Due pesi e due misure

Assolta Antonella Barbieri, la madre 40enne che nel dicembre 2017 uccise i due figli.
“Incapacità di intendere e di volere” recita la perizia, Antonella non sapeva cosa stava facendo mentre strangolava la bambina e accoltellava il bambino.
Sicuramente la perizia è in grado, con rigore scientifico, di stabilire oggi cosa provasse l’assassina in quei precisi momenti di un anno e mezzo fa. Non sono uno psichiatra e non so come si possa fare, ma si fa. E pure con una certa frequenza: sorprende infatti la ripetitività con la quale le donne vengano riconosciute incapaci di intendere e volere quando ammazzano figli, mariti e fidanzati, mentre gli uomini siano prevalentemente dei criminali lucidi, freddi, determinati a delinquere e consapevoli di farlo.
Sarà una questione genetica, lui è carnefice per natura e lei è vittima, sempre per natura.
Vuoi vedere che aveva ragione Oliviero Toscani con la sua raccapricciante campagna antiviolenza (la chiamavano proprio così) su Donna Moderna?
Comunque, data per buona la lettura del passato che è possibile fare in perizia, è impossibile dimenticare come le valutazioni – rarissime – che affievoliscono la pena ad un uomo vengano ferocemente contestate.
Attenzione: non mi riferisco a uomini assolti per l’alterazione emotiva al momento di commettere un omicidio, ma condannati a scontare anni di galera inferiori a quanto prevede il massimo edittale, scatenando le ire di chi pretendeva che buttassero la chiave.
Si tratta di due casi del marzo 2019 : pena ridotta a due assassini (Corte d’Assise d’Appello di Bologna e Tribunale di Genova) oggetto di feroci critiche: pene ridotte a 16 anni di carcere per due uomini che hanno ucciso le proprie mogli. Lo sconto di pena rispetto alla “reclusione non inferiore agli anni 21” come recita il codice penale, è dovuto sia al rito abbreviato che alla concessione delle attenuanti generiche. Tanto accanita e feroce è stata la protesta, che il giudice dr.ssa Silvia Carpanini ha reso note pubblicamente le motivazioni squisitamente giuridiche della sua decisione.
Oggi che Antonella è stata addirittura assolta, dove sono le folle di indignate e gli indignati che gridavano allo scandalo perché Javier aveva avuto una condanna a “soli” 16 anni? Dove sono artisti, politici, intellettuali, presenzialisti mediatici, opinionisti da operetta e qualunquisti militanti? Dove sono le truppe cammellate del “non esistono attenuanti”?

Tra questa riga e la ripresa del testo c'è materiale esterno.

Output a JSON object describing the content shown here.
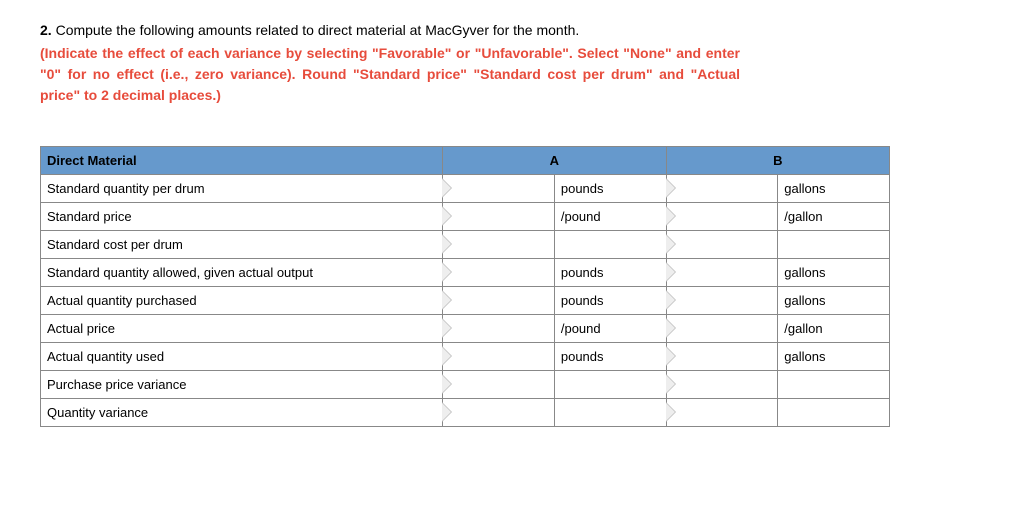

https://www.modenaindiretta.it/uccise-figli-antonella-barbieri-assolta-perche-incapace-intendere-volere/?fbclid=IwAR1BZCYLd-mmvr68GS4h8957o6k2jKQ_HqAoK886uwqvbpuVpjS38F0MI-M


9 Commenti

Rino DV 5:37 pm - 21st maggio:

Anni 80. Università di PD. Filosofia del diritto.
“…bla bla… a parità di reato le DD vengono condannate con pene lievi come forma di disprezzo. Ma se sono recidive allora si applicano pene severissime…”
.
Così parlò l’uomo.
Questo insegnano da 50 anni.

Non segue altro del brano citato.